Nineteen people are killed and dozens wounded after an attack by a knife-wielding man at a facility for the disabled in central Japan. A knife-wielding former employee has killed at least 19 people and injured 25 at a care centre for the mentally disabled in Japan, in the country's worst mass killing in decades. The 26-year-old man, who reportedly threatened to kill hundreds of disabled people earlier this year, later turned himself in at a police station, admitting to officers: "I did it." He reportedly also said: "The disabled should all disappear."Authorities identified the attacker as Satoshi Uematsu and said he had worked at the facility in Sagamihara, a city of more than 700,000 people west of Tokyo, until February.
Broadcaster NTV said the man told police he had been fired and held a grudge against the care centre. The attack was "deeply distrubing" in so many levels: "The sheer scale and horrific nature of the attack, the twisted reasoning that apparently lay behind it and the fact that he set out in such a specific detail what he intended to do and was still able to do it."

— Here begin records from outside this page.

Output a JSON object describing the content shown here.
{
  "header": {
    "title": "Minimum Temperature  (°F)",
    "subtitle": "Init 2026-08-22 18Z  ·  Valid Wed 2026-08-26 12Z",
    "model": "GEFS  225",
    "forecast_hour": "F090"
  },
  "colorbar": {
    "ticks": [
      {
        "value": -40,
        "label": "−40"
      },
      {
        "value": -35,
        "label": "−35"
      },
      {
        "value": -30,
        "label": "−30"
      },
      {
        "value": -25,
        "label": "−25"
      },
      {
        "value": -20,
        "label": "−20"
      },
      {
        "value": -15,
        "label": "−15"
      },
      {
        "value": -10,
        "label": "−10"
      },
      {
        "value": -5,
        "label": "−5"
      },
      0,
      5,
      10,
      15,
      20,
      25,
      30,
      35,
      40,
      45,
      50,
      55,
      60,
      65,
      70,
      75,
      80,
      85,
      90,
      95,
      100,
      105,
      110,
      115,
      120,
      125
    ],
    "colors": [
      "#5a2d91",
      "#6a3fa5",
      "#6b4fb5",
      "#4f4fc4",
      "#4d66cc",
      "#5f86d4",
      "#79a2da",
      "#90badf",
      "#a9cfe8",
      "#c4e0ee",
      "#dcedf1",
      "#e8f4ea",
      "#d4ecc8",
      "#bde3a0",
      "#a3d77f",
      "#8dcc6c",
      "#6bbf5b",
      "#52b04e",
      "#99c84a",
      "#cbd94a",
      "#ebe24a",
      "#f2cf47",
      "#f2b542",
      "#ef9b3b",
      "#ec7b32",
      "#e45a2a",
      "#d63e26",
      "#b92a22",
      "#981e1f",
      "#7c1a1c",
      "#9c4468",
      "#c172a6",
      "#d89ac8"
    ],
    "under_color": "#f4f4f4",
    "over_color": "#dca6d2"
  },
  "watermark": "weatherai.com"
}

The attack began in the early hours of the morning when Uematsu allegedly broke a first-floor window to get into the building. Public broadcaster NHK reported that he tied up one caregiver before starting to stab the residents. A doctor at one of the hospitals where victims were taken said some had "deep stab" wounds to the neck. "The patients are very shocked mentally, and they cannot speak now," the doctor told NHK. A fleet of ambulances, police cars and fire trucks converged on the Tsukui Yamayuri-en centre, a low-rise complex nestled against forested hills, which was cordoned off and draped with yellow "Keep Out" tape. The killing is believed to be the worst such incident in Japan since 1938, when a man went on a killing spree armed with an axe, sword and rifle, killing 30 people.